# Ugh...the weather



## cricket2 (Nov 16, 2007)

This weather is killing me. I want to get out so bad and do something this weekend, but its going to be colllldddd. In the 30's and 40's. I need a wood burning fireplace for my tent, then I could handle it. :rotflmao1:


----------



## kiteri (Jan 12, 2008)

Hey... cold weather just gives you an excuse to snuggle in the sleeping bag longer, right?

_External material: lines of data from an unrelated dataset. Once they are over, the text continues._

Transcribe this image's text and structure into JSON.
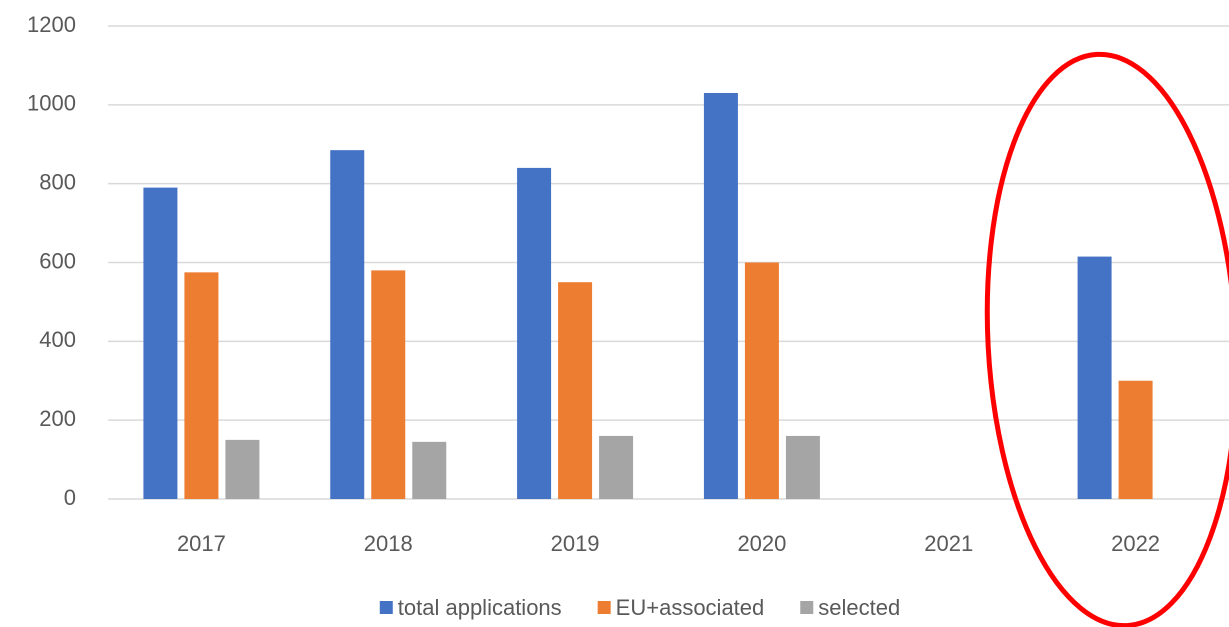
{
  "chart_data": {
    "type": "bar",
    "categories": [
      "2017",
      "2018",
      "2019",
      "2020",
      "2021",
      "2022"
    ],
    "series": [
      {
        "name": "total applications",
        "color": "#4472c4",
        "values": [
          790,
          885,
          840,
          1030,
          null,
          615
        ]
      },
      {
        "name": "EU+associated",
        "color": "#ed7d31",
        "values": [
          575,
          580,
          550,
          600,
          null,
          300
        ]
      },
      {
        "name": "selected",
        "color": "#a5a5a5",
        "values": [
          150,
          145,
          160,
          160,
          null,
          null
        ]
      }
    ],
    "ylim": [
      0,
      1200
    ],
    "yticks": [
      0,
      200,
      400,
      600,
      800,
      1000,
      1200
    ],
    "grid": true,
    "legend": "bottom"
  }
}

I actually rent the modern cabins at my local state park in the off season to still get to enjoy some "camping" when the weather is too cold for the tent!


----------



## rcButterfly (Jan 11, 2008)

Yeah, thats the way to go. We are doing that this weekend, cabin on a lake just to get away. I cant sit in the house another weekend


----------



## grace (Nov 16, 2007)

Sandy Bottom has those cabins, and I saw them. They look very nice and roomy. The wood fireplace is needed. I don't mind being cold as long as I come in and warm up. I was raised with the cold, but we always came inside with the wood stoves and fireplaces. They warm your bones.


----------



## ctfortner (Nov 16, 2007)

Tough to beat the wooden fireplace, thats for sure. We rented a cabin this weekend in Smithville TN on Center Hill Lake, just to get away. It had a gas log fireplace, not the same, but it was better than nothing. It also had a hot tub on the deck, that was the best. It was 15 degrees outside, and we were in the hot tub, which was 102 degrees :scratchhead:. Had a blast, until you get out to go in


----------



## grace (Nov 16, 2007)

Well that sounds luxurious! A hot tub and cold weather outside. It reminds me of when we were kids. I went into the sauna, which was HOT. Then we would sit for a few minutes. Then, we'd race outside , and dive into the chilly lake water. Then go right back and do it again.


----------